«Così gli ultimi saranno i primi, e i primi gli ultimi» (Matteo 20, 1-16). Ciò che viene raccontato dall’evangelista nella parabola dei lavoratori della vigna succede nel Regno dei Cieli. Al netto dei miracoli sulla terra non accade quasi mai e allora non solo sei l’ultimo, ma può capitare addirittura di diventare ultimo tra gli ultimi, tanto da decidere di distruggere con un sasso una vetrata all’assessorato al Patrimonio. Roba da matti. Sì, roba da matti, perché un po’ matto Cosimo e Damiano lo è. Le bobine qualche volta non girano nel verso giusto, a maggior ragione se per avere una casa, per esempio, devi aspettare che l’abbiano avuta le famiglie con bambini, quelle con disabili e poi gli anziani: le cosiddette fasce deboli. Non ci sono abbastanza soldi e alloggi per tutti.

Lui, purtroppo, non è abbastanza debole, così è costretto a dormire in un cantiere, comunque senza un tetto sulla testa da una quindicina di anni. È un po’ come l’atavico dibattito sulle prostitute: è costretta a quella scelta o l’ha scelta lei quella vita? Spesso è la vita a scegliere te. Quel cantiere è l’unico posto sicuro e abbastanza riparato in cui ha trovato rifugio il maledetto barbone. Gli ultimi, a differenza dei primi, a maggior ragione se sono storpi come Cosimo e Damiano, non hanno tante possibilità di redenzione terrena. In attesa che Dio, Allah, Maometto o chiunque altro metta le cose a posto, restituendogli un po’ di dignità, al poveraccio un po’ pazzo e per questo con l’aggravante di poter anche essere preso a coglionella, non resta che allargare la palpebra con il pollice e l’indice, mostrando la cavità oculare vuota e fare una richiesta a favor di telecamera: «Fai vedere agli italiani e ai baresi com’è fatto uno storpio».

Certo, le immagini sono forti e il video un po’ ipocrita, ma non ce la siamo sentita di calpestare completamente lo spirito buonista del Natale dei primi, perché tanto per gli ultimi anche quella sarà una giornata come tutte le altre. Abbiamo tolto l’audio e oscurato il labbiale quando il 41enne Cosimo e Damiano bestemmiava contro i presunti responsabili della maledetta condizione in cui è costretto a sopravvivere, ma non abbiamo fatto allo stesso modo con quell’occhio mancante.

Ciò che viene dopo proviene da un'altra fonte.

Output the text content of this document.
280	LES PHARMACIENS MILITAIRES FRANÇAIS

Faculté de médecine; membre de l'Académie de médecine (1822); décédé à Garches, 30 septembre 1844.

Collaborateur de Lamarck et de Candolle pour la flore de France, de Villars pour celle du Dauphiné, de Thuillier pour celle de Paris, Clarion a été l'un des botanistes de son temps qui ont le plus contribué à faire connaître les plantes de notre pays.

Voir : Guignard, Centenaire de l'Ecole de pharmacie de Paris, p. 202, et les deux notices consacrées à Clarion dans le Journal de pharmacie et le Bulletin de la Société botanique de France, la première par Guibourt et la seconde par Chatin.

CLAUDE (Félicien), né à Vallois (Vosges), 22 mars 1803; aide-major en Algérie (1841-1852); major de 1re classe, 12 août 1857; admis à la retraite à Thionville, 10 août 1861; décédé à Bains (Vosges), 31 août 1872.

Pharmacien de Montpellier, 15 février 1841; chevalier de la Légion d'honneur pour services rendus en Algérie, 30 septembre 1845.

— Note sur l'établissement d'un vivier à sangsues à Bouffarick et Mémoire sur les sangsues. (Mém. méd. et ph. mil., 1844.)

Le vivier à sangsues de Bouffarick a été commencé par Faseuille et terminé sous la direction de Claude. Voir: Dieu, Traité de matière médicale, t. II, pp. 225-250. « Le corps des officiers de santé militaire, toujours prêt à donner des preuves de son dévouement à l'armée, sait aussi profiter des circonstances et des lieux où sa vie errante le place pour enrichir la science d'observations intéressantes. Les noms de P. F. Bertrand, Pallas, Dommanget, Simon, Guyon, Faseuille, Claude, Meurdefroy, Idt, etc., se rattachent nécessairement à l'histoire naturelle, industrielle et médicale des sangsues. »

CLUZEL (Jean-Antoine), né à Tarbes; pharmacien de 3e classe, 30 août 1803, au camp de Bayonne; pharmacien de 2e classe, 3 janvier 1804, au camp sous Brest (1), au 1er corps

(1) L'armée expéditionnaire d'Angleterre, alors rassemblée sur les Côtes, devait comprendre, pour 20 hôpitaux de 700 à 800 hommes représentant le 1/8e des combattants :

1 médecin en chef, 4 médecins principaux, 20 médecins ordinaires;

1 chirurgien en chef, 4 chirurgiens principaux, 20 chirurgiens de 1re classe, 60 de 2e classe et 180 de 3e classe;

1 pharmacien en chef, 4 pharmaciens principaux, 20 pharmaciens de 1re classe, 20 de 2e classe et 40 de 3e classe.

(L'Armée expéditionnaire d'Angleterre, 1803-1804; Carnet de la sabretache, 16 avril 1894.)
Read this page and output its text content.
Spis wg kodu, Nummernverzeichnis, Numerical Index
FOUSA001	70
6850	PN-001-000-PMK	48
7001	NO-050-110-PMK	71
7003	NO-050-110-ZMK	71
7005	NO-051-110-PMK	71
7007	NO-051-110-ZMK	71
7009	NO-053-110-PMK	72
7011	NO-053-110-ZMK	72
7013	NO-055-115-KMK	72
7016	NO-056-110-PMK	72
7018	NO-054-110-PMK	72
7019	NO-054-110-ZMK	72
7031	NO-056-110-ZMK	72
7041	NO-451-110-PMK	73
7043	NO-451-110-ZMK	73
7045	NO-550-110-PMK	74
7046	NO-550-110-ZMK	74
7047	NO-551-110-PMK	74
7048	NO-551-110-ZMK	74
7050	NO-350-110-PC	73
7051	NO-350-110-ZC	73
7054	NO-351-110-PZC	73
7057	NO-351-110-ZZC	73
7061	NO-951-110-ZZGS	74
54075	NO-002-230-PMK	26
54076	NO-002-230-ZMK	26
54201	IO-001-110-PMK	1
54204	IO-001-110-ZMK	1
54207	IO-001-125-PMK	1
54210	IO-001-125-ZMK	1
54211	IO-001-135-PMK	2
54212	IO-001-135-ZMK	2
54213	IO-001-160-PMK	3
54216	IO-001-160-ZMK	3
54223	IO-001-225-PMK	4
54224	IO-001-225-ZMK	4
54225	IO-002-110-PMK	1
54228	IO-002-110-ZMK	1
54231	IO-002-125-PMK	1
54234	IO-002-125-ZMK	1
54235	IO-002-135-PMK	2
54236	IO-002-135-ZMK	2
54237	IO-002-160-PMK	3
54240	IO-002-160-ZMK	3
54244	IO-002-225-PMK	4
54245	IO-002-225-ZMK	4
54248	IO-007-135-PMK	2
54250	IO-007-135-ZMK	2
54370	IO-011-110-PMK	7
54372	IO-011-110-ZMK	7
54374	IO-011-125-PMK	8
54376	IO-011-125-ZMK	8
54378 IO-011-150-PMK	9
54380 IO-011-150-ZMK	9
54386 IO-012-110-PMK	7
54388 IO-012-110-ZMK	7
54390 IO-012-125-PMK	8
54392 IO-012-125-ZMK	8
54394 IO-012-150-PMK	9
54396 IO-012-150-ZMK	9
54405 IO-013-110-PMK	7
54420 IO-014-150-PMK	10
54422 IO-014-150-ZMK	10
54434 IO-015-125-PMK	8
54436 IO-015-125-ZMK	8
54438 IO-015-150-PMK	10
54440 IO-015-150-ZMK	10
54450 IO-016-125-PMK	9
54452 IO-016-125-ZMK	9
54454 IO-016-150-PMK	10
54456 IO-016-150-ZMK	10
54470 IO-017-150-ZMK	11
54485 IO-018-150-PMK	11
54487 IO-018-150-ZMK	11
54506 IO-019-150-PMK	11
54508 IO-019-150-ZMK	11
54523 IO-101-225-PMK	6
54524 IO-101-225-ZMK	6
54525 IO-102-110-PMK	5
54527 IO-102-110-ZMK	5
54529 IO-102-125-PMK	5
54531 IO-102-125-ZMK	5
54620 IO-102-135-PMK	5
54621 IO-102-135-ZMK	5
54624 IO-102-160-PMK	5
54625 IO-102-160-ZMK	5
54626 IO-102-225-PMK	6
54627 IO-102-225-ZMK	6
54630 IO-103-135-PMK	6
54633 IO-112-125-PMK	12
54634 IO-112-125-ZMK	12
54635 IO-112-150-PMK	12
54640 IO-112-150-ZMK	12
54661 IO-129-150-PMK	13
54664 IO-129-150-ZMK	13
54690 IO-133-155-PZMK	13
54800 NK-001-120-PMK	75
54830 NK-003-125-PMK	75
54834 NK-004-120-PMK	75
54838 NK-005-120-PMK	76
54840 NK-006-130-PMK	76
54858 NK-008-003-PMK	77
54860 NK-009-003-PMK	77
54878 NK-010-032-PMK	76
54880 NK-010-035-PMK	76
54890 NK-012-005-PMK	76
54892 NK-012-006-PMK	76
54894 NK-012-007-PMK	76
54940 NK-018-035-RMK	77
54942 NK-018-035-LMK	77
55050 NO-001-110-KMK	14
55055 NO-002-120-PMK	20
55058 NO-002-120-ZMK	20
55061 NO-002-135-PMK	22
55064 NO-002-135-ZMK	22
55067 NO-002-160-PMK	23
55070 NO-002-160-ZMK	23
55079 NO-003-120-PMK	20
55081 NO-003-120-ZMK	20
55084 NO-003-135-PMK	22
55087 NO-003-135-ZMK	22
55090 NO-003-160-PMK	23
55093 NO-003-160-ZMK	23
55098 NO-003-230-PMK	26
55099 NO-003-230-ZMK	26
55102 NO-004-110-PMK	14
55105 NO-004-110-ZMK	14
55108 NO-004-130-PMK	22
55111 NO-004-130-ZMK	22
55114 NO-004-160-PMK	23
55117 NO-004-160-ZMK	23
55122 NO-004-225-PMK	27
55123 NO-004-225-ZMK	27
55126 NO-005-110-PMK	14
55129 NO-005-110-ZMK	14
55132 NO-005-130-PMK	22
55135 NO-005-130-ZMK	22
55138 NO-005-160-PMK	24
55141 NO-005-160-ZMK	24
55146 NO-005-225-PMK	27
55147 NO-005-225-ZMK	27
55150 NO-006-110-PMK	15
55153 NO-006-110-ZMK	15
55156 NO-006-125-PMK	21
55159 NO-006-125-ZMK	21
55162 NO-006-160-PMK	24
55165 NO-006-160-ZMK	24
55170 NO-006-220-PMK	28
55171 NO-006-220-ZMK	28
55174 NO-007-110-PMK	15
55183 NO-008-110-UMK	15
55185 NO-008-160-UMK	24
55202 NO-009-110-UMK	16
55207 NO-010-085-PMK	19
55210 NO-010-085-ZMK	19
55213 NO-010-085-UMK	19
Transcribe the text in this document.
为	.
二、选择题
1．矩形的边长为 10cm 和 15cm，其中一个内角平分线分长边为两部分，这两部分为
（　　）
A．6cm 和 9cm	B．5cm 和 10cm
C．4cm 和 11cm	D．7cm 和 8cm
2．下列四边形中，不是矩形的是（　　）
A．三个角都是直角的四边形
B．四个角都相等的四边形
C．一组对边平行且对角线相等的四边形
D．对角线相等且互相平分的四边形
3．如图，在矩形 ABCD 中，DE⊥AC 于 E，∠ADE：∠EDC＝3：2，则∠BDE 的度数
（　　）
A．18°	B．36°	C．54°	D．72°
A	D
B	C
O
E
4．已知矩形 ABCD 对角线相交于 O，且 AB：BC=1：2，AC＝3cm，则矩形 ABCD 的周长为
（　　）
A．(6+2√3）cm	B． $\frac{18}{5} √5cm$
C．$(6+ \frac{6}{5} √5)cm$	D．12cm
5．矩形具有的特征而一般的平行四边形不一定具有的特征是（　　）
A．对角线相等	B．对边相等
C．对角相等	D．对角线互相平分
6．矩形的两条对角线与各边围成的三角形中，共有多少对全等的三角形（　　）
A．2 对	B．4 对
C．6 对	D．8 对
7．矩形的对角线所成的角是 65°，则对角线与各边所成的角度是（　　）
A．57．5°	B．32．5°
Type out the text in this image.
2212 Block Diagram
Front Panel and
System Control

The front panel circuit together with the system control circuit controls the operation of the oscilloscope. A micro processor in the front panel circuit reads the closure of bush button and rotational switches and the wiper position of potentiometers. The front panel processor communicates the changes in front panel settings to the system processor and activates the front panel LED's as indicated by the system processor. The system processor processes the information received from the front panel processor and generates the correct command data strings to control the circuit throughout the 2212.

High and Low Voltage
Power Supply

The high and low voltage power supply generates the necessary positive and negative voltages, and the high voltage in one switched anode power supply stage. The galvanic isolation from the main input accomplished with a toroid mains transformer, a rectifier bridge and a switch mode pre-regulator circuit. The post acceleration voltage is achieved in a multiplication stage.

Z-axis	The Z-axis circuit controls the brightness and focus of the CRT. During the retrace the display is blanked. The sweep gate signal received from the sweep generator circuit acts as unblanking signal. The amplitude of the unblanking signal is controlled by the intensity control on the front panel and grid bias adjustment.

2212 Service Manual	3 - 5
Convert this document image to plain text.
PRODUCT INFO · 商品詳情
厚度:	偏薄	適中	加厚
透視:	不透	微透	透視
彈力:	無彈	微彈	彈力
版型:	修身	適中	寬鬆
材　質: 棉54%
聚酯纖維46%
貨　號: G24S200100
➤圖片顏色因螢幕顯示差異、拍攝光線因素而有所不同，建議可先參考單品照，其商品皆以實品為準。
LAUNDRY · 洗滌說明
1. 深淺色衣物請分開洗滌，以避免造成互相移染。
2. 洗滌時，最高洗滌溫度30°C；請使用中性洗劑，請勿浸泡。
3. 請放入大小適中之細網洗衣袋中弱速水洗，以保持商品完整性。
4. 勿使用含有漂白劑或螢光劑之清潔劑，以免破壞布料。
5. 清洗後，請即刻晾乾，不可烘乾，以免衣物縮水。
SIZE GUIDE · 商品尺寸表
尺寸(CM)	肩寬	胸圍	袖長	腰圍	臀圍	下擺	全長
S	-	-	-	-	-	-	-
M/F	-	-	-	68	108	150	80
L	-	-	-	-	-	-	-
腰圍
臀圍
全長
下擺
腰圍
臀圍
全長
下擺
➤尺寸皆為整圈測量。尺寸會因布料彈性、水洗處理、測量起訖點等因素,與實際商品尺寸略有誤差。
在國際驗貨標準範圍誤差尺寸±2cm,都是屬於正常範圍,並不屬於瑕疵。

Lui da quell’unico occhio che gli è rimasto, quando è lucido la vede lunga. Non gli crede nessuno quando dice che nei dormitori non va perché non vuole correre il rischio di essere violentato. «Succedono queste cose», spiega intensificando lo sguardo. Non è la prima volta che ci giungono simili notizie. A suggerircele, però, sono sempe e solo poveri pazzi. «Mi dispiace che non c’è il collegamento, perché altrimenti te la facevo fare una figura di merda». Tranquillo Cosimo e Damiano, la telecamera era accesa e la figura di merda l’abbiamo fatta in tanti.

Ora, con il volantino della colletta alimentare, con la ricevuta della donazione all’Unicef, con la Pigotta sul lettino del nostro bambino, con il biglietto di platea al concerto benefico super figo, possiamo andare a lavarci le coscienze e saremo di nuovo immacolati fino al prossimo Natale. Il vero problema di questa storia è che Cosimo e Damiano ha cento, forse mille sassi in tasca e abita dentro i noi. Rappresenta la nostra peggiore paura, l’incubo quotidiano di diventare ultimi. Sì, perché gli ultimi non saranno i primi, ma i primi possono diventare ultimi. Cosimo e Damiano continuerà a sopravvire in un posto maledetto che noi, i primi, probabilmente non vedremo mai prima di andare a messa per chiedere perdono dei nostri peccati.

Abbiamo provato a salutare quel povero diavolo con una pacca sulle spalle. La sua risposta? «Non mi toccare, mi fate schifo».